Q1. Define cost center
1b. State five factors influencing cost center in business
Q2. Opportunity Cost and sunk cost are among the concept of cost. Require:
I. define the terms
Ii. subject for each of them situation in which the concept they might be applied
Iii. Access briefly the significance of each of the concept.
Q1. A cost center is a department or function within an organization that does not directly add to profit but still costs the organization money to operate.
1b. The firm may cut corners on quality as much as possible and avoid considering innovations that would incur higher initial costs but ultimately result in a better product for the long run. Unless the top-level management is aware of these issues and sets quality requirements properly, opportunities may be missed.
Another problem with cost centers, particularly in the nonprofit and public sectors, is that the compensation and prestige afforded to division managers may be related to the size of division operations.
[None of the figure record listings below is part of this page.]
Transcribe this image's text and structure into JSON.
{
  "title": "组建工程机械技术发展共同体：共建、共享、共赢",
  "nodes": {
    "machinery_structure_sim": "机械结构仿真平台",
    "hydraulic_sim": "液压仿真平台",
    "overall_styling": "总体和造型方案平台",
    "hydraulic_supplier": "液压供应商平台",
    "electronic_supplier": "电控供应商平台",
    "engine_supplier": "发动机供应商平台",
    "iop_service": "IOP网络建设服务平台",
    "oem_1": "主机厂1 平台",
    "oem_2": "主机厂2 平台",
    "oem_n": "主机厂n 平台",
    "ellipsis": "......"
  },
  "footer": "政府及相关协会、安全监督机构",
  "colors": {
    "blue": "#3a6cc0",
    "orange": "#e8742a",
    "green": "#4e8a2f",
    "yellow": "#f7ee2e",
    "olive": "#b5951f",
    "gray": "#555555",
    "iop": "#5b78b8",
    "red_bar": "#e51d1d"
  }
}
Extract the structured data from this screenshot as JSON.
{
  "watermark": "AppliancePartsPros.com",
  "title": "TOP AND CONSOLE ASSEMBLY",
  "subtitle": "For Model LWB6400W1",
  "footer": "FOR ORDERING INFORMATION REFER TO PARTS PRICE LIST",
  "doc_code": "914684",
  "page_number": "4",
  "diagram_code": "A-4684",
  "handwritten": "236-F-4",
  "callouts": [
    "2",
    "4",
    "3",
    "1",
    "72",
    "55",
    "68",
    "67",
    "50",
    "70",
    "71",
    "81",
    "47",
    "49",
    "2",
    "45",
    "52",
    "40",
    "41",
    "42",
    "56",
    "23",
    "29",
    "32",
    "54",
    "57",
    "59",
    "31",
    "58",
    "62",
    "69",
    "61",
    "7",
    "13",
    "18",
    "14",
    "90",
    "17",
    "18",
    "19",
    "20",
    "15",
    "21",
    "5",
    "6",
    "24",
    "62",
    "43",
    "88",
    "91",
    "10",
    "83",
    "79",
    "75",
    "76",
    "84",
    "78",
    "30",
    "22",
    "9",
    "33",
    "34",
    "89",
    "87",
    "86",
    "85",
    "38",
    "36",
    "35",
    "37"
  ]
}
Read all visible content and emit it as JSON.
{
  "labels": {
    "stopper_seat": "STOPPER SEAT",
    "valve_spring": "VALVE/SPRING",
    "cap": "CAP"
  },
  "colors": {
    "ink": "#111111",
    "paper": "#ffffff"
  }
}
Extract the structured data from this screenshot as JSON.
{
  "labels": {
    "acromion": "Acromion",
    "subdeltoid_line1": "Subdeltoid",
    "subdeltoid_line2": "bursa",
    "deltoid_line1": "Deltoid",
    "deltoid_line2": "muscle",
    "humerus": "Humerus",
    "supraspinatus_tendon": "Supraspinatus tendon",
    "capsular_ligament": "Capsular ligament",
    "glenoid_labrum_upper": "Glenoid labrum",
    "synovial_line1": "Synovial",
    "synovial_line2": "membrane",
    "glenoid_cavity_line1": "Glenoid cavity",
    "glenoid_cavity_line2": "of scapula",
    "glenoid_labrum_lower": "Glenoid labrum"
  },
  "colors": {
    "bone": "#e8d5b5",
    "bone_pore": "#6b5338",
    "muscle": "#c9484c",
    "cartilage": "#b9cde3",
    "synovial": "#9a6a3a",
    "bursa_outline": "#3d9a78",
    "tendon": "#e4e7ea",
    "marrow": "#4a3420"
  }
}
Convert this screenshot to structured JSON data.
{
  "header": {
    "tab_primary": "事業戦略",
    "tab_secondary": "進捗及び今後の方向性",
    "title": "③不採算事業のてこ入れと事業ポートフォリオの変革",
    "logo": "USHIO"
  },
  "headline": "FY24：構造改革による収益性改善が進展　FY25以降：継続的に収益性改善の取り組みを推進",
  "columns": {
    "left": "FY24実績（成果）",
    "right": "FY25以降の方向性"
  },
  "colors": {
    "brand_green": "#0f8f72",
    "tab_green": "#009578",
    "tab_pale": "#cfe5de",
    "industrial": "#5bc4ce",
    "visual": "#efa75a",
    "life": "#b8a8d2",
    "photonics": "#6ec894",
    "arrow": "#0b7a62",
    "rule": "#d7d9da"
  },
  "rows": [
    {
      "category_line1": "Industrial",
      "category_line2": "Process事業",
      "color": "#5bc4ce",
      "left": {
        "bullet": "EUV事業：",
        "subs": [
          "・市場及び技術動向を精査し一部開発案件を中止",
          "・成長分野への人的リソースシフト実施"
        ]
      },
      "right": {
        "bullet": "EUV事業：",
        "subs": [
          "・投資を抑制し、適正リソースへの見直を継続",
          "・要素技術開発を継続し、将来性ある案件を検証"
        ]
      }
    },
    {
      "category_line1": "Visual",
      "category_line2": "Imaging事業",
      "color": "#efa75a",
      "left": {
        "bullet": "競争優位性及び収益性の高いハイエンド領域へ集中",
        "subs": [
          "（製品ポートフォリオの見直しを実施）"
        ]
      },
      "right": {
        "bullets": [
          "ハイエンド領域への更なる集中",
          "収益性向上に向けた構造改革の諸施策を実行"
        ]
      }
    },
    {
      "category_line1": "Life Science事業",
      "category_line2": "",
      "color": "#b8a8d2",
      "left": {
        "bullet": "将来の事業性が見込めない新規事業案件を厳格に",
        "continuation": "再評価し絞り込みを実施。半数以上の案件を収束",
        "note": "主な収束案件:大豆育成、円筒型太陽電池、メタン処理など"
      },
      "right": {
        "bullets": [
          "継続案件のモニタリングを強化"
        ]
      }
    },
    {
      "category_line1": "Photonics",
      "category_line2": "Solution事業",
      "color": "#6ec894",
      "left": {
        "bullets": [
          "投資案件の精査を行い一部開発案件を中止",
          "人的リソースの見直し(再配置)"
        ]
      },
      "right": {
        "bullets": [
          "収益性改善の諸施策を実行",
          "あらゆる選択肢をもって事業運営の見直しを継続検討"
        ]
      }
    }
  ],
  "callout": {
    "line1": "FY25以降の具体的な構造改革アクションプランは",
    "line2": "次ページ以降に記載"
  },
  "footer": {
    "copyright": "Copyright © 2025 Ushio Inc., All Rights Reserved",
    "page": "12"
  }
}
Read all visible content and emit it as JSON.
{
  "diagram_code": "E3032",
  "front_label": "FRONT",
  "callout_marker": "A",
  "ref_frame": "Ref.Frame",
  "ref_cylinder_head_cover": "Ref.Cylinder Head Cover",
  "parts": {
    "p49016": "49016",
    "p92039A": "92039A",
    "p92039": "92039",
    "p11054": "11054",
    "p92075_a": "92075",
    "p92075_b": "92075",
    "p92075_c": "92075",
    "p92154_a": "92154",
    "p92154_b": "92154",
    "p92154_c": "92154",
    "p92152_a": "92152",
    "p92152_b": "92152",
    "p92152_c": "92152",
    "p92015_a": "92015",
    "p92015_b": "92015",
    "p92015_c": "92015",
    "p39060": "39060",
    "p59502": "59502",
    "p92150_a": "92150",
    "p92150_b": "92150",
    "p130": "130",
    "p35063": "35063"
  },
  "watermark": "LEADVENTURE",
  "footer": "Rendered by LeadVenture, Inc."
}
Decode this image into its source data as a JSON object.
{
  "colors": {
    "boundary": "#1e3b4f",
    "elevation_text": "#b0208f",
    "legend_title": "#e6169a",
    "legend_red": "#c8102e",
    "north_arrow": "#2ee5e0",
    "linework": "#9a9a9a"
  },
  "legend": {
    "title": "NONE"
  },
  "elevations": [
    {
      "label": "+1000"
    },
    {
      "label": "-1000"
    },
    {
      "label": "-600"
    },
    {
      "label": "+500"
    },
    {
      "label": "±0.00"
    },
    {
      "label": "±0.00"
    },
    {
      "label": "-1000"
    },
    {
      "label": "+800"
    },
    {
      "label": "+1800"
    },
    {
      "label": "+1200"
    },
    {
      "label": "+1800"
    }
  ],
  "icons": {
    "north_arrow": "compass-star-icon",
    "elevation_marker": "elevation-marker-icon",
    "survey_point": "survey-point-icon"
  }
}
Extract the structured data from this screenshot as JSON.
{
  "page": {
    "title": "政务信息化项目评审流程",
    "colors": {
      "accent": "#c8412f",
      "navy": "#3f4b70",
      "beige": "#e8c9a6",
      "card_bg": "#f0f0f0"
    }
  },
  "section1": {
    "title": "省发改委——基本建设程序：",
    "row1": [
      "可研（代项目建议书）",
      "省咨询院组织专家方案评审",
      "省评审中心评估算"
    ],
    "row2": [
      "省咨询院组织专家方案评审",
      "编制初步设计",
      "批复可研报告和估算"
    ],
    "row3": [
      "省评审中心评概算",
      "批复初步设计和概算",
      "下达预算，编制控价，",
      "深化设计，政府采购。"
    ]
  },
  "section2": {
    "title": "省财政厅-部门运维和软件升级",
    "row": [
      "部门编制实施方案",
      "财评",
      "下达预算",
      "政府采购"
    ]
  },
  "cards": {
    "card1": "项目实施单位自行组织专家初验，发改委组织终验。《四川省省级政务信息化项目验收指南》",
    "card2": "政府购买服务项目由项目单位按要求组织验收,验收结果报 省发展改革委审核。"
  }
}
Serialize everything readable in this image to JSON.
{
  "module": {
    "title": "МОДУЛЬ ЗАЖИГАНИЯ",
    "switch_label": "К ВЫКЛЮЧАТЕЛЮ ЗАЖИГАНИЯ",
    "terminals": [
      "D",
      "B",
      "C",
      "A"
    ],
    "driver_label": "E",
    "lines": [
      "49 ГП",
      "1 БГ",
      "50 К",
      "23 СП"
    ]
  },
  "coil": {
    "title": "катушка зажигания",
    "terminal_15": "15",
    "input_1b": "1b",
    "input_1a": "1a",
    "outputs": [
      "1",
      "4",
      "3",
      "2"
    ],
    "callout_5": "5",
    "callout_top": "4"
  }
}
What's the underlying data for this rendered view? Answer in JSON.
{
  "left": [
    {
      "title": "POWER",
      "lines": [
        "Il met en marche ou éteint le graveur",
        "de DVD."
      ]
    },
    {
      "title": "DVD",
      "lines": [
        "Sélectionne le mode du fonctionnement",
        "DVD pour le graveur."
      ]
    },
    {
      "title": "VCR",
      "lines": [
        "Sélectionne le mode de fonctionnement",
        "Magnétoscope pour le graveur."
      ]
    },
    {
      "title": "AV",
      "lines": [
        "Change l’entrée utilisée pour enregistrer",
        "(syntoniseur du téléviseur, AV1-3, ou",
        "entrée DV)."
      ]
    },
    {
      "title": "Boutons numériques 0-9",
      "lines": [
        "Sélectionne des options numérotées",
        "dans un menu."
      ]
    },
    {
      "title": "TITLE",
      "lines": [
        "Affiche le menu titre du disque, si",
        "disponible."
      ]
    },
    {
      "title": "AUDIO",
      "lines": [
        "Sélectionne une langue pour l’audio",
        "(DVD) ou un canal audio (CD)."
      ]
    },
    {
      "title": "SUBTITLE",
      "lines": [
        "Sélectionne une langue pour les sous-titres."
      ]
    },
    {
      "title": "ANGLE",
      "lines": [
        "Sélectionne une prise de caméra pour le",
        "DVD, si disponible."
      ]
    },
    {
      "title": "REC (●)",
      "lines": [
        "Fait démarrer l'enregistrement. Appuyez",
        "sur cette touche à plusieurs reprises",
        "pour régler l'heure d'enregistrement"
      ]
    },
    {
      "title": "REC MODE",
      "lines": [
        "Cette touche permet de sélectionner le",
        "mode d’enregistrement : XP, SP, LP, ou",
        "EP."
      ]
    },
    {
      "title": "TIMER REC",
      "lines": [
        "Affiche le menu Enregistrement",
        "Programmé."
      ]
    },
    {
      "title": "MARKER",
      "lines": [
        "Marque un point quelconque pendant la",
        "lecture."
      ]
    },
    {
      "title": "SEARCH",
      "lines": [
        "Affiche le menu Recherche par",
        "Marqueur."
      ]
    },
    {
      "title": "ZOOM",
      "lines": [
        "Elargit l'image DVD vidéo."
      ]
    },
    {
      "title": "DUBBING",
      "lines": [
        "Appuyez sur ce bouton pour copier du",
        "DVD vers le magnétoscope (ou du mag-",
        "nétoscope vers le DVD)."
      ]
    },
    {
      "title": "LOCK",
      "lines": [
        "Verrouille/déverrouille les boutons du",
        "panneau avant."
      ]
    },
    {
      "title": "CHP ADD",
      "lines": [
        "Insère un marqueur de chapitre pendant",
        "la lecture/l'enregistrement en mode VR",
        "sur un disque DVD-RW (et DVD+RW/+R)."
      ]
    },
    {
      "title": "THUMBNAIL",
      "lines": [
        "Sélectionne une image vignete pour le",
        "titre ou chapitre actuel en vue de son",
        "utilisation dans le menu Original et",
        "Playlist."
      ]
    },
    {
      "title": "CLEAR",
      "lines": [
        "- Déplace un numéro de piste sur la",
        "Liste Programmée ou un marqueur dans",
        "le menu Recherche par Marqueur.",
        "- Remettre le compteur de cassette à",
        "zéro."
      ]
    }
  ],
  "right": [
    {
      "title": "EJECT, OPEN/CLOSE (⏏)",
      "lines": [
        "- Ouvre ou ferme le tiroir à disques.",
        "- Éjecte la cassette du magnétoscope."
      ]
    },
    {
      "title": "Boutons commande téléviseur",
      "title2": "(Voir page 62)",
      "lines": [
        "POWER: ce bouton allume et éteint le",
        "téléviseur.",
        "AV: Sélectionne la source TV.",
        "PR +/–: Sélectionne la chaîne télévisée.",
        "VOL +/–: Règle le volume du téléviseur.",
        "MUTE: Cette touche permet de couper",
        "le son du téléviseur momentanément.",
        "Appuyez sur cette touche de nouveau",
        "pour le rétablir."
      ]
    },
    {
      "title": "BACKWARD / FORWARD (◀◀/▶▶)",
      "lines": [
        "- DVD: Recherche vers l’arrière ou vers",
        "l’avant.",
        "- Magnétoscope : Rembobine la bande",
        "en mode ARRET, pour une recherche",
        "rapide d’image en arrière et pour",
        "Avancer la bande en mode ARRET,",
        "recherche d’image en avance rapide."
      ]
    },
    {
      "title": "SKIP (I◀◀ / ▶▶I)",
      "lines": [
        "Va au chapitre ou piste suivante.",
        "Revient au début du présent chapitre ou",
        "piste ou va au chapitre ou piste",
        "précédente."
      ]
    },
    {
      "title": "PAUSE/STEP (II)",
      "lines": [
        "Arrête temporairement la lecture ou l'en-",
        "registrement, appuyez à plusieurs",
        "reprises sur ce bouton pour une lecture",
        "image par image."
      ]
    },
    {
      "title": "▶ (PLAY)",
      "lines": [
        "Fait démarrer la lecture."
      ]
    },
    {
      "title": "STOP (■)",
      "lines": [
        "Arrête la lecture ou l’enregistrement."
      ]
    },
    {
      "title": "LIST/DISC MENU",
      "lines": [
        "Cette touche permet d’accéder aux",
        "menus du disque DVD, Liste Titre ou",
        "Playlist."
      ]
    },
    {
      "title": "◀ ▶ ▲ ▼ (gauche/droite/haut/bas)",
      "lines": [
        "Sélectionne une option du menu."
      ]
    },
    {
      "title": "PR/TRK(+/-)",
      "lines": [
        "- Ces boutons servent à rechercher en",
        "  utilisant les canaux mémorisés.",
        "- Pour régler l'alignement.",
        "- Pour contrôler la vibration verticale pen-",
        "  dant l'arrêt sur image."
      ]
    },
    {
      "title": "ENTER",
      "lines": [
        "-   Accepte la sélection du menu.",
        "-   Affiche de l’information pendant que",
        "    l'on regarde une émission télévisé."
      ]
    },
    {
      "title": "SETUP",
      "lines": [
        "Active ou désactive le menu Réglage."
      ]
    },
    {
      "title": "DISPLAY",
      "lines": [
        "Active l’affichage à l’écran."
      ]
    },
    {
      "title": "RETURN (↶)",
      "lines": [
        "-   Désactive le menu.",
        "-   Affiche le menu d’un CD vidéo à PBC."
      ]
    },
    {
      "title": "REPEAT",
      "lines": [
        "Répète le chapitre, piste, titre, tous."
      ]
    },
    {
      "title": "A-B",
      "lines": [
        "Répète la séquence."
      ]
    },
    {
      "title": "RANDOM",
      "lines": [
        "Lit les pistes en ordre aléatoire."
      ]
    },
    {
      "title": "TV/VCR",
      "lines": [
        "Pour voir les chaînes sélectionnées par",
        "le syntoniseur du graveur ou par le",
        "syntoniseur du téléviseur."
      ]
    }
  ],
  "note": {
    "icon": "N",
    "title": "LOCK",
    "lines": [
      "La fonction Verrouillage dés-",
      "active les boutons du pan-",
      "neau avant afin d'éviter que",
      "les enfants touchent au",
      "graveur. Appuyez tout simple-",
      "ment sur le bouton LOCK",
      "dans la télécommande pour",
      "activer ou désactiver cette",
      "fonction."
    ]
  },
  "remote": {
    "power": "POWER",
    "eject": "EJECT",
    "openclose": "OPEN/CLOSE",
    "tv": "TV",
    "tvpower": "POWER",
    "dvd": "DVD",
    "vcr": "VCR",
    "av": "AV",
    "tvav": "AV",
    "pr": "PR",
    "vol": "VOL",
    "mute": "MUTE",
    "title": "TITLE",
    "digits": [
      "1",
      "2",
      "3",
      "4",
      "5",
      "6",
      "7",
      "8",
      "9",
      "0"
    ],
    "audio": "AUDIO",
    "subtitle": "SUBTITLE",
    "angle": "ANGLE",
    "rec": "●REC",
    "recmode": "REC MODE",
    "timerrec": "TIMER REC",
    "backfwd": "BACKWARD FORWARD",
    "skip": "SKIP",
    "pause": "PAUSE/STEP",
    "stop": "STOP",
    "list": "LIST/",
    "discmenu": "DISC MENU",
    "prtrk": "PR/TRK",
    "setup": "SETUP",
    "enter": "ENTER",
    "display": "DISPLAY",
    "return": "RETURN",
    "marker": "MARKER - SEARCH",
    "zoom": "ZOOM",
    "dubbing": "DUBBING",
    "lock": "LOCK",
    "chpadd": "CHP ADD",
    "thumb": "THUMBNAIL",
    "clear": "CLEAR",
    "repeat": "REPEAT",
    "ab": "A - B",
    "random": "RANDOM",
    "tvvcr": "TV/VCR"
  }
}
Q2. Opportunity Cost and sunk cost are among the concept of cost.
I. Sunk costs are named so because they can't be recovered.
Opportunity costs on the other hand are costs which do not necessarily involve any cash outflows but which need to be considered because they reflect the foregone profit that could have been elsewhere.
Ii. An examples of sunk costs are: your rent, marketing campaign expenses or money spent on new equipment, all of them can be considered sunk costs.
The example of opportunity cost is:
if you spend time and money going to a movie, you cannot spend that time at home reading a book, and you can't spend the money on something else.
Iii. Each concept is significant for use in business to plan its costs, revenues, profits and any development strategies.